Fifth, with industrial capitalism under the threat of socialism, all developed nations undertook similar measures: an expanding sphere of governmental action, larger bureaucracies to implement policies, and regulation, i.e. concrete steps to remedy problems associated with laissez-faire. It was a movement to carry democracy into the social and economic spheres, to better the conditions of the underclass. Their measures would regulate working hours, safety, and unemployment insurance; it was a proto-welfare state. This required a revolution in the social sciences. Economics moved from deductive precepts and almost romantic ideals to statistical measurements and observation, bringing rigorous evidence that culminated in policies and an international network of functionaries to implement them. For example, as industrial accidents became statistically predictable, state action was legitimized. The US differentiated itself by the weakness and patchiness of its policies - laissez-faire retained more of its ideological legitimacy here than elsewhere and remains at the center of policy debates to this day. (This may have been due to the early focus on the family and home as well as race-oriented rights rather than factory and farm.)

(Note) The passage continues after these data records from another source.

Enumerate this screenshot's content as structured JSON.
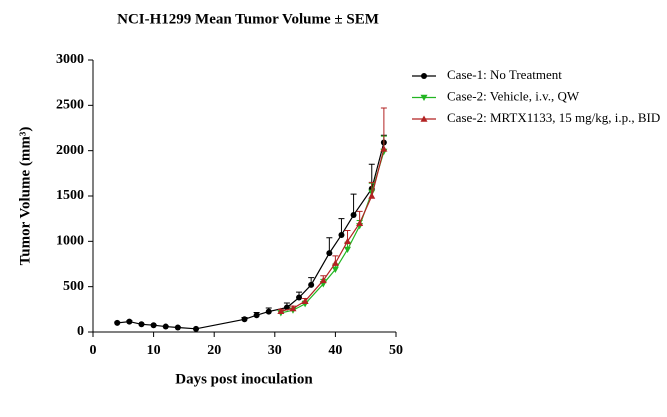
{
  "chart_data": {
    "type": "line",
    "title": "NCI-H1299 Mean Tumor Volume ± SEM",
    "x_label": "Days post inoculation",
    "y_label": "Tumor Volume (mm³)",
    "xlim": [
      0,
      50
    ],
    "xticks": [
      0,
      10,
      20,
      30,
      40,
      50
    ],
    "ylim": [
      0,
      3000
    ],
    "yticks": [
      0,
      500,
      1000,
      1500,
      2000,
      2500,
      3000
    ],
    "legend": "upper right",
    "series": [
      {
        "name": "Case-1: No Treatment",
        "color": "#000000",
        "marker": "circle",
        "x": [
          4,
          6,
          8,
          10,
          12,
          14,
          17,
          25,
          27,
          29,
          32,
          34,
          36,
          39,
          41,
          43,
          46,
          48
        ],
        "values": [
          100,
          115,
          85,
          75,
          60,
          50,
          35,
          140,
          185,
          225,
          270,
          380,
          520,
          870,
          1070,
          1290,
          1580,
          2090
        ],
        "errors": [
          10,
          10,
          8,
          8,
          6,
          5,
          4,
          20,
          30,
          40,
          50,
          60,
          80,
          170,
          180,
          230,
          270,
          80
        ]
      },
      {
        "name": "Case-2: Vehicle, i.v., QW",
        "color": "#22b522",
        "marker": "triangle-down",
        "x": [
          31,
          33,
          35,
          38,
          40,
          42,
          44,
          46,
          48
        ],
        "values": [
          210,
          240,
          310,
          530,
          690,
          910,
          1170,
          1540,
          1990
        ],
        "errors": [
          20,
          25,
          30,
          50,
          60,
          80,
          60,
          100,
          170
        ]
      },
      {
        "name": "Case-2: MRTX1133, 15 mg/kg, i.p., BID",
        "color": "#b22222",
        "marker": "triangle-up",
        "x": [
          31,
          33,
          35,
          38,
          40,
          42,
          44,
          46,
          48
        ],
        "values": [
          230,
          260,
          340,
          570,
          760,
          1000,
          1200,
          1500,
          2020
        ],
        "errors": [
          20,
          25,
          30,
          50,
          80,
          120,
          130,
          150,
          450
        ]
      }
    ]
  }
}
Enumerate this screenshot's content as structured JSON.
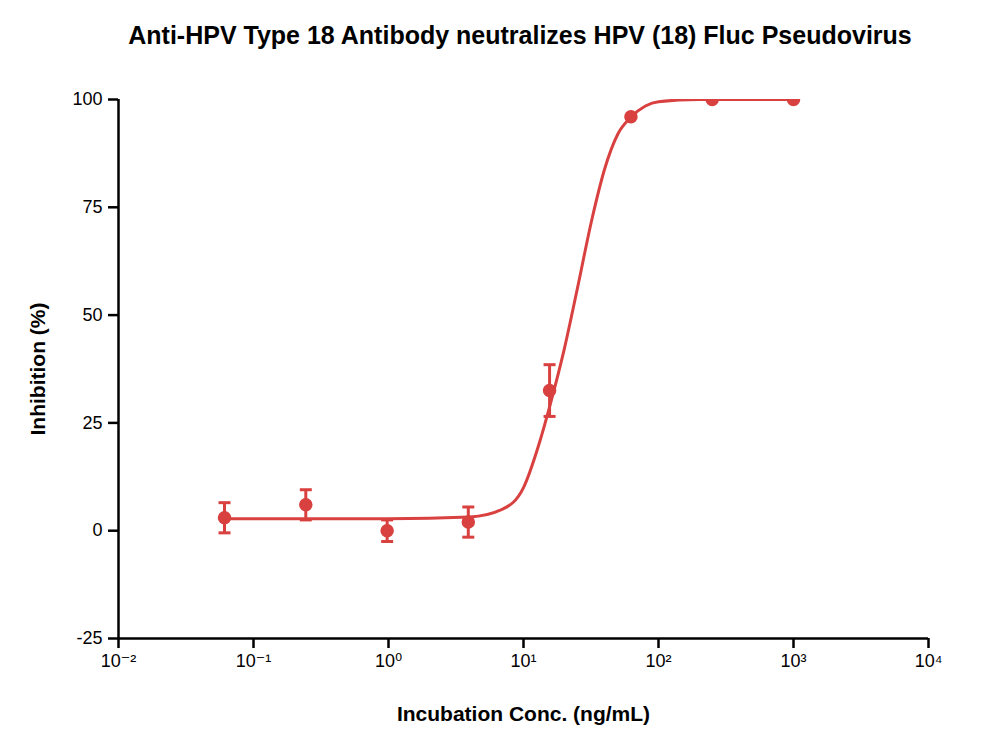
{
  "chart_data": {
    "type": "scatter",
    "title": "Anti-HPV Type 18 Antibody neutralizes HPV (18) Fluc Pseudovirus",
    "x_label": "Incubation Conc. (ng/mL)",
    "y_label": "Inhibition (%)",
    "log": "x",
    "color": "#d8413f",
    "xlim": [
      0.01,
      10000
    ],
    "xticks": [
      {
        "value": 0.01,
        "label": "10⁻²"
      },
      {
        "value": 0.1,
        "label": "10⁻¹"
      },
      {
        "value": 1,
        "label": "10⁰"
      },
      {
        "value": 10,
        "label": "10¹"
      },
      {
        "value": 100,
        "label": "10²"
      },
      {
        "value": 1000,
        "label": "10³"
      },
      {
        "value": 10000,
        "label": "10⁴"
      }
    ],
    "ylim": [
      -25,
      100
    ],
    "yticks": [
      -25,
      0,
      25,
      50,
      75,
      100
    ],
    "series": [
      {
        "type": "scatter",
        "marker": "circle",
        "x": [
          0.061,
          0.244,
          0.977,
          3.9,
          15.6,
          62.5,
          250,
          1000
        ],
        "values": [
          3,
          6,
          0,
          2,
          32.5,
          96,
          100,
          100
        ],
        "error": [
          3.5,
          3.5,
          2.5,
          3.5,
          6,
          0,
          0,
          0
        ]
      },
      {
        "type": "line",
        "line_style": "solid",
        "x": [
          0.061,
          0.25,
          1,
          4,
          7,
          10,
          13,
          16,
          20,
          25,
          32,
          40,
          50,
          63,
          80,
          100,
          200,
          1000
        ],
        "values": [
          2.8,
          2.8,
          2.8,
          3.2,
          5,
          10,
          20,
          30,
          42,
          56,
          72,
          84,
          92,
          96,
          98.5,
          99.5,
          100,
          100
        ]
      }
    ]
  }
}
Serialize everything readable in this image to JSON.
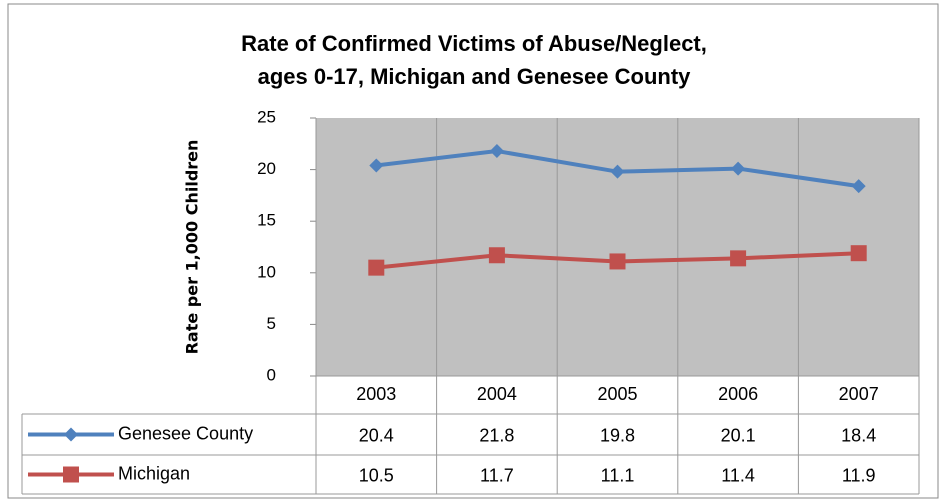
{
  "chart_data": {
    "type": "line",
    "title": [
      "Rate of Confirmed Victims of Abuse/Neglect,",
      "ages 0-17, Michigan and Genesee County"
    ],
    "y_label": "Rate per 1,000 Children",
    "categories": [
      "2003",
      "2004",
      "2005",
      "2006",
      "2007"
    ],
    "series": [
      {
        "name": "Genesee County",
        "color": "#4f81bd",
        "marker": "diamond",
        "values": [
          20.4,
          21.8,
          19.8,
          20.1,
          18.4
        ]
      },
      {
        "name": "Michigan",
        "color": "#c0504d",
        "marker": "square",
        "values": [
          10.5,
          11.7,
          11.1,
          11.4,
          11.9
        ]
      }
    ],
    "ylim": [
      0,
      25
    ],
    "yticks": [
      0,
      5,
      10,
      15,
      20,
      25
    ],
    "grid": false,
    "data_table": true
  }
}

Bender’s narrative ends in about 1920. It is a plea for a more cosmopolitan perspective over the parochial mindset that presumes the US is uniquely, self-evidently better. But he also warns that in concentrating on historical context and global developments, his perspective should not be used to justify the American-led liberal economic order.
Though I was aware of many of these developments, Bender drew them together and placed them in a context that I needed to complete the picture. Many things became clearer and I began to see American history more as an organic whole with the rest of the world. It is a masterpiece of exposition that every American student should read. Bender’s prose is elegant and precise, a great pleasure.
Recommended with the greatest enthusiasm.